Junaid Muhammad, Ali Sajid, Siddiqui Isma Farah, Nam Choonsung, Qureshi Nawab Muhammad Faseeh, Kim Jaehyoun, Shin Dong Ryeol
Department of Electrical and Computer Engineering, Sungkyunkwan University, Suwon, South Korea.
Department of Computer Science and Engineering, Sungkyunkwan University, Suwon, South Korea.
Wirel Pers Commun. 2022;126(3):2403-2423. doi: 10.1007/s11277-021-09362-7. Epub 2022 Aug 23.
Artificial intelligence, specifically machine learning, has been applied in a variety of methods by the research group to transform several data sources into valuable facts and understanding, allowing for superior pattern identification skills. Machine learning algorithms on huge and complicated data sets, computationally expensive on the other hand, processing requires hardware and logical resources, such as space, CPU, and memory. As the amount of data created daily reaches quintillion bytes, A complex big data infrastructure becomes more and more relevant. Apache Spark Machine learning library (ML-lib) is a famous platform used for big data analysis, it includes several useful features for machine learning applications, involving regression, classification, and dimension reduction, as well as clustering and features extraction. In this contribution, we consider Apache Spark ML-lib as a computationally independent machine learning library, which is open-source, distributed, scalable, and platform. We have evaluated and compared several ML algorithms to analyze the platform's qualities, compared Apache Spark ML-lib against Rapid Miner and Sklearn, which are two additional Big data and machine learning processing platforms. Logistic Classifier (LC), Decision Tree Classifier (DTc), Random Forest Classifier (RFC), and Gradient Boosted Tree Classifier (GBTC) are four machine learning algorithms that are compared across platforms. In addition, we have tested general regression methods such as Linear Regressor (LR), Decision Tree Regressor (DTR), Random Forest Regressor (RFR), and Gradient Boosted Tree Regressor (GBTR) on SUSY and Higgs datasets. Moreover, We have evaluated the unsupervised learning methods like K-means and Gaussian Mixer Models on the data set SUSY and Hepmass to determine the robustness of PySpark, in comparison with the classification and regression models. We used "SUSY," "HIGGS," "BANK," and "HEPMASS" dataset from the UCI data repository. We also talk about recent developments in the research into Big Data machines and provide future research directions.

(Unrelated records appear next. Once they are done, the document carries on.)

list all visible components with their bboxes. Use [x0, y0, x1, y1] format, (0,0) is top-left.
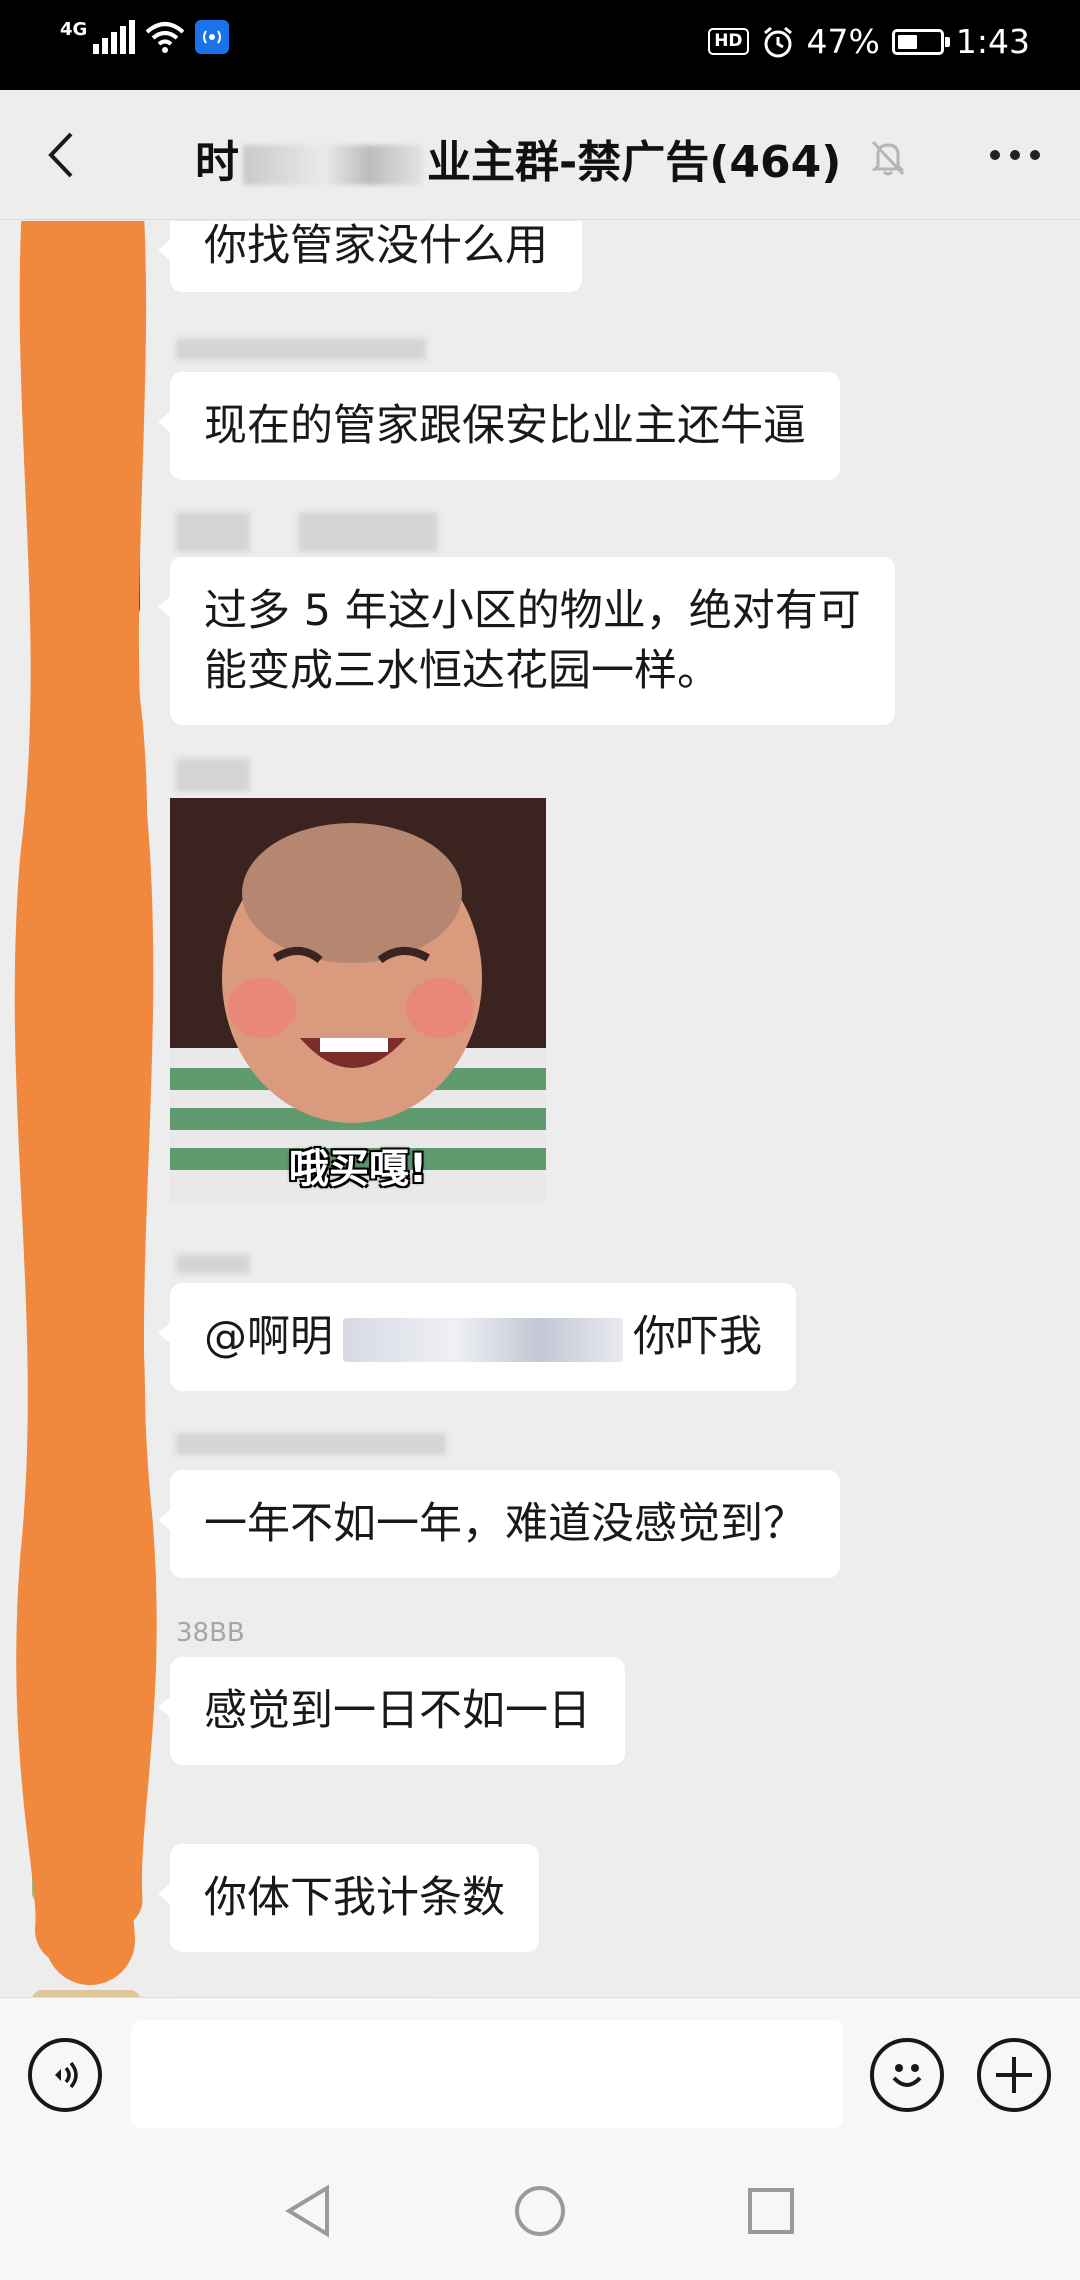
message-canvas: 你找管家没什么用 现在的管家跟保安比业主还牛逼 过多 5 年这小区的物业，绝对有… [0, 221, 1080, 1997]
chat-title: 时 业主群-禁广告(464) [195, 126, 841, 190]
message-text: 你体下我计条数 [204, 1873, 505, 1923]
chat-header: 时 业主群-禁广告(464) [0, 90, 1080, 220]
voice-button[interactable] [28, 2038, 102, 2112]
status-left: 4G [60, 19, 230, 54]
avatar[interactable] [32, 510, 140, 618]
input-bar [0, 1997, 1080, 2149]
chat-title-suffix: 业主群-禁广告(464) [427, 137, 842, 188]
voice-icon [55, 2061, 78, 2089]
back-arrow-icon [48, 132, 73, 178]
sender-name [176, 1248, 258, 1278]
message-bubble[interactable]: 你体下我计条数 [158, 1844, 539, 1952]
message-input[interactable] [131, 2020, 843, 2128]
avatar[interactable] [32, 1418, 140, 1526]
message-bubble[interactable]: 现在的管家跟保安比业主还牛逼 [158, 372, 840, 480]
sticker-image[interactable]: 哦买嘎! [170, 798, 546, 1202]
message-bubble[interactable]: 感觉到一日不如一日 [158, 1657, 625, 1765]
avatar[interactable] [32, 221, 140, 258]
nav-home-button[interactable] [510, 2181, 570, 2241]
message-bubble[interactable]: 一年不如一年，难道没感觉到？ [158, 1470, 840, 1578]
message-text-line: 能变成三水恒达花园一样。 [204, 646, 720, 696]
chat-title-prefix: 时 [195, 137, 239, 188]
circle-home-icon [515, 2186, 565, 2236]
nav-back-button[interactable] [278, 2181, 338, 2241]
system-navigation-bar [0, 2149, 1080, 2280]
sticker-caption: 哦买嘎! [288, 1146, 428, 1192]
message-bubble[interactable]: @啊明 你吓我 [158, 1283, 796, 1391]
avatar[interactable] [32, 318, 140, 426]
sender-name: 38BB [176, 1618, 245, 1648]
chat-title-group: 时 业主群-禁广告(464) [195, 126, 907, 190]
more-dot-icon [1030, 150, 1040, 160]
mention-text[interactable]: @啊明 [204, 1312, 333, 1362]
message-text: 现在的管家跟保安比业主还牛逼 [204, 401, 806, 451]
clock: 1:43 [955, 22, 1030, 61]
sender-name [176, 333, 434, 363]
sender-name [176, 512, 446, 552]
nav-recents-button[interactable] [741, 2181, 801, 2241]
redacted-block [343, 1317, 623, 1362]
square-recents-icon [748, 2188, 794, 2234]
wifi-icon [145, 22, 185, 53]
message-bubble[interactable]: 过多 5 年这小区的物业，绝对有可 能变成三水恒达花园一样。 [158, 557, 895, 725]
message-list[interactable]: 你找管家没什么用 现在的管家跟保安比业主还牛逼 过多 5 年这小区的物业，绝对有… [0, 221, 1080, 1997]
message-text: 你吓我 [633, 1312, 762, 1362]
title-blur [243, 145, 423, 185]
signal-icon [93, 20, 136, 54]
more-options-button[interactable] [980, 130, 1050, 180]
more-dot-icon [990, 150, 1000, 160]
battery-icon [891, 28, 950, 55]
avatar[interactable] [32, 1230, 140, 1338]
sender-name [176, 1428, 454, 1458]
message-bubble[interactable]: 你找管家没什么用 [158, 221, 582, 292]
emoji-icon [892, 2064, 922, 2087]
network-type: 4G [60, 19, 88, 40]
back-button[interactable] [30, 120, 90, 190]
avatar[interactable] [32, 750, 140, 858]
status-bar: 4G HD 47% 1:43 [0, 0, 1080, 90]
hd-badge: HD [708, 28, 749, 55]
hotspot-icon [195, 20, 230, 54]
mute-bell-icon [871, 140, 905, 176]
status-right: HD 47% 1:43 [708, 22, 1030, 61]
sender-name [176, 758, 258, 792]
avatar[interactable] [32, 1608, 140, 1716]
emoji-button[interactable] [870, 2038, 944, 2112]
message-text: 一年不如一年，难道没感觉到？ [204, 1499, 806, 1549]
message-text: 你找管家没什么用 [204, 221, 548, 271]
avatar[interactable] [32, 1990, 140, 1997]
plus-icon [996, 2057, 1032, 2093]
triangle-back-icon [285, 2184, 329, 2238]
more-functions-button[interactable] [977, 2038, 1051, 2112]
battery-level [897, 34, 917, 49]
alarm-icon [763, 26, 792, 57]
battery-percent: 47% [806, 22, 880, 61]
more-dot-icon [1010, 150, 1020, 160]
message-text-line: 过多 5 年这小区的物业，绝对有可 [204, 586, 861, 636]
avatar[interactable] [32, 1795, 140, 1903]
message-text: 感觉到一日不如一日 [204, 1686, 591, 1736]
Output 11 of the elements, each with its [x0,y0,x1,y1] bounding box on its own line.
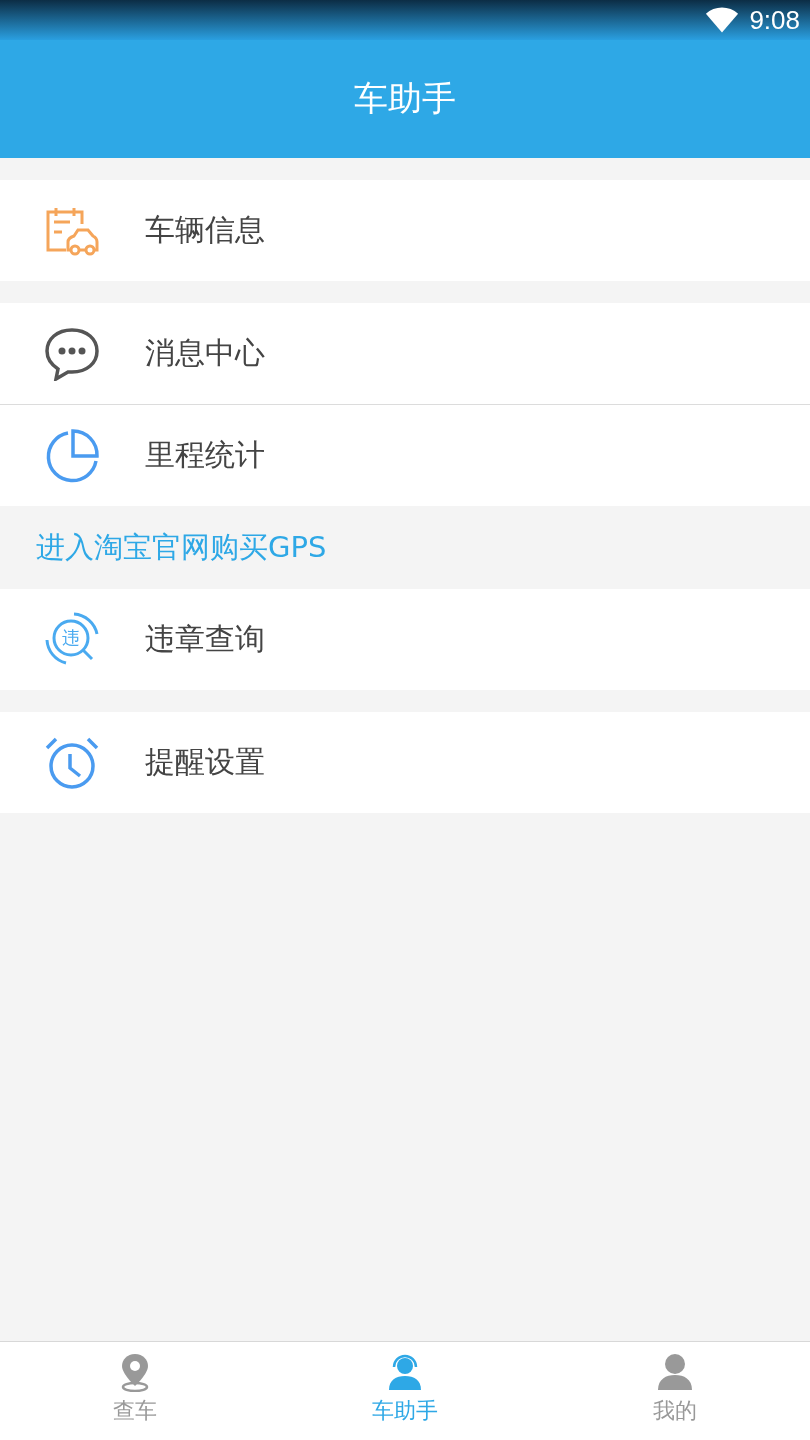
menu-item[interactable]: 消息中心 [0,303,810,404]
menu-item[interactable]: 提醒设置 [0,712,810,813]
wifi-icon [705,6,740,34]
page-title: 车助手 [354,77,456,120]
chat-bubble-icon [43,326,100,381]
menu-item[interactable]: 违 违章查询 [0,589,810,690]
menu-item[interactable]: 车辆信息 [0,180,810,281]
status-time: 9:08 [749,4,800,36]
headset-person-icon [387,1352,423,1392]
person-icon [657,1352,693,1392]
menu-item[interactable]: 里程统计 [0,405,810,506]
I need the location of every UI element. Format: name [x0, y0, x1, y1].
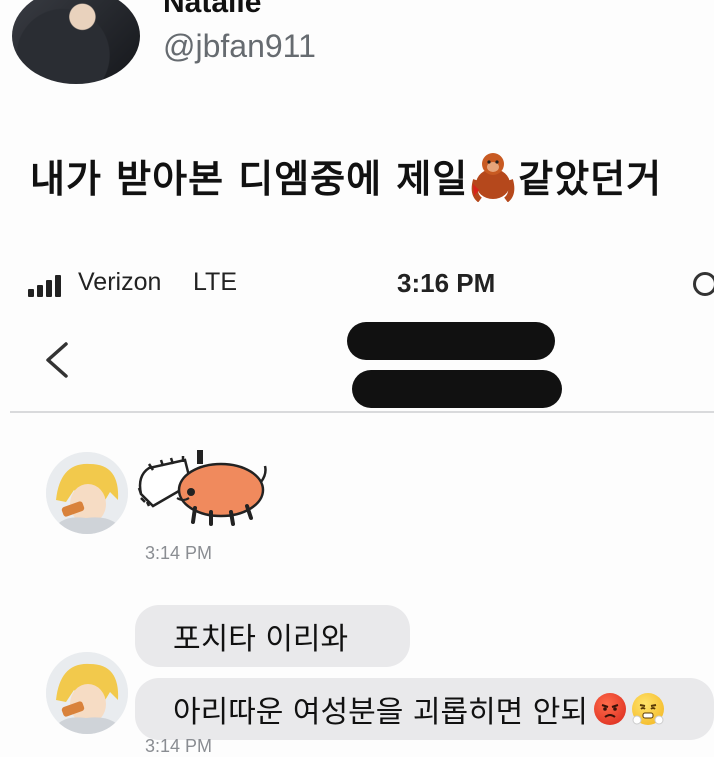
tweet-text-part-2: 같았던거 [518, 157, 663, 201]
header-divider [10, 411, 714, 413]
tweet-text: 내가 받아본 디엠중에 제일 같았던거 [30, 148, 662, 203]
display-name[interactable]: Natalie [163, 0, 261, 20]
sender-avatar[interactable] [46, 652, 128, 734]
pochita-sticker [137, 450, 267, 526]
message-text: 포치타 이리와 [173, 622, 349, 657]
face-with-steam-icon [632, 693, 665, 725]
message-timestamp: 3:14 PM [145, 736, 213, 756]
signal-bars-icon [28, 275, 61, 297]
orientation-lock-icon [693, 272, 714, 296]
back-chevron-icon[interactable] [38, 340, 76, 380]
redacted-contact-name [347, 322, 555, 360]
profile-avatar[interactable] [12, 0, 140, 84]
sender-avatar[interactable] [46, 452, 128, 534]
tweet-text-part-1: 내가 받아본 디엠중에 제일 [30, 157, 469, 201]
redacted-contact-detail [352, 370, 562, 408]
message-text: 아리따운 여성분을 괴롭히면 안되 [173, 695, 589, 730]
message-bubble[interactable]: 아리따운 여성분을 괴롭히면 안되 [135, 678, 714, 740]
carrier-name: Verizon [78, 268, 162, 296]
angry-face-icon [594, 693, 627, 725]
user-handle[interactable]: @jbfan911 [163, 28, 316, 65]
network-type: LTE [193, 268, 237, 296]
status-time: 3:16 PM [397, 268, 496, 298]
orangutan-icon [470, 150, 516, 202]
message-bubble[interactable]: 포치타 이리와 [135, 605, 410, 667]
message-timestamp: 3:14 PM [145, 543, 213, 563]
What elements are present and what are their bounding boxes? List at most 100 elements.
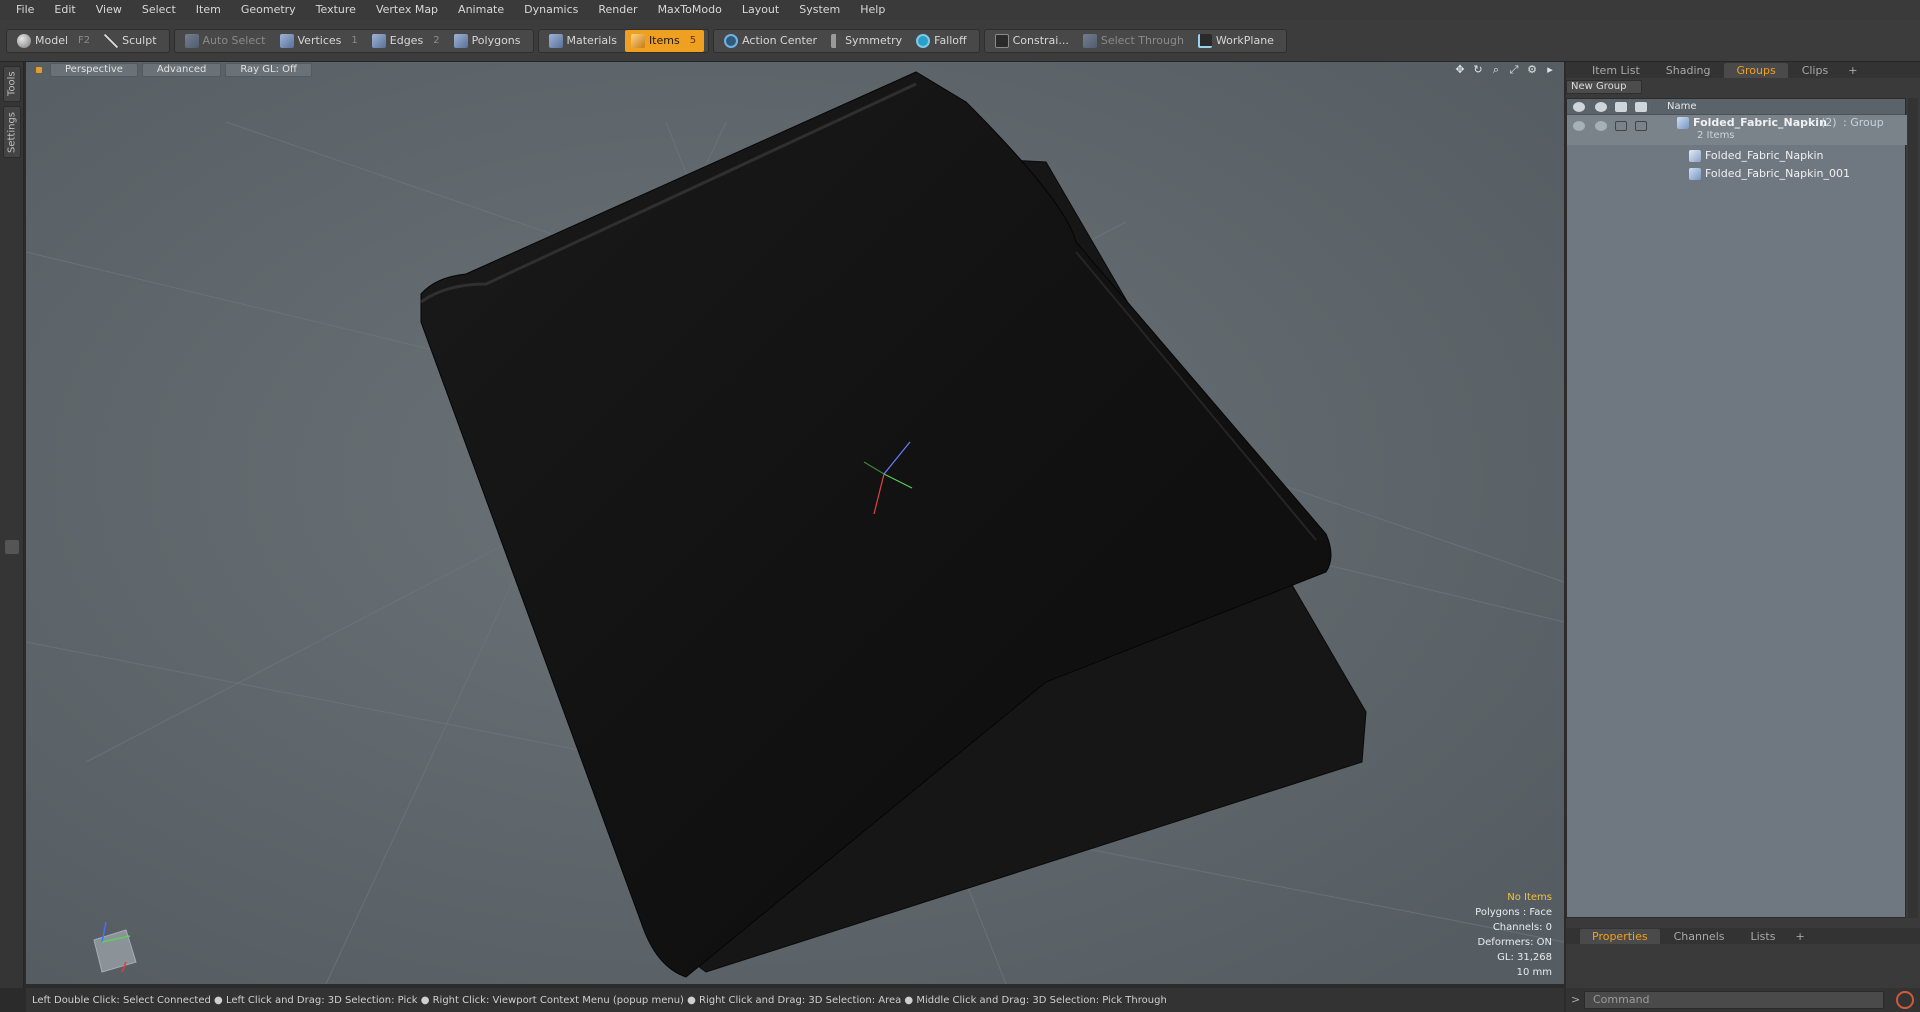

该研究小组已采用多种方法应用人工智能,特别是机器学习,将多个数据源转化为有价值的事实和认识,从而具备卓越的模式识别能力。机器学习算法用于处理海量复杂数据集,然而计算成本高昂,处理过程需要硬件和逻辑资源,如空间、CPU和内存。随着每日产生的数据量达到千万亿字节,复杂的大数据基础设施变得越来越重要。Apache Spark机器学习库(ML-lib)是一个用于大数据分析的著名平台,它包含机器学习应用的多个有用功能,包括回归、分类、降维,以及聚类和特征提取。在本论文中,我们将Apache Spark ML-lib视为一个计算独立的机器学习库,它是开源、分布式、可扩展的平台。我们评估并比较了多种机器学习算法以分析该平台的性能,将Apache Spark ML-lib与另外两个大数据和机器学习处理平台Rapid Miner和Sklearn进行了比较。逻辑分类器(LC)、决策树分类器(DTc)、随机森林分类器(RFC)和梯度提升树分类器(GBTC)是在各平台间进行比较的四种机器学习算法。此外,我们还在SUSY和希格斯数据集上测试了线性回归器(LR)、决策树回归器(DTR)、随机森林回归器(RFR)和梯度提升树回归器(GBTR)等一般回归方法。此外,我们在SUSY和Hepmass数据集上评估了K均值和高斯混合模型等无监督学习方法,以确定PySpark与分类和回归模型相比的稳健性。我们使用了UCI数据存储库中的“SUSY”“HIGGS”“BANK”和“He pmass”数据集。我们还讨论了大数据机器研究的最新进展,并提供了未来的研究方向。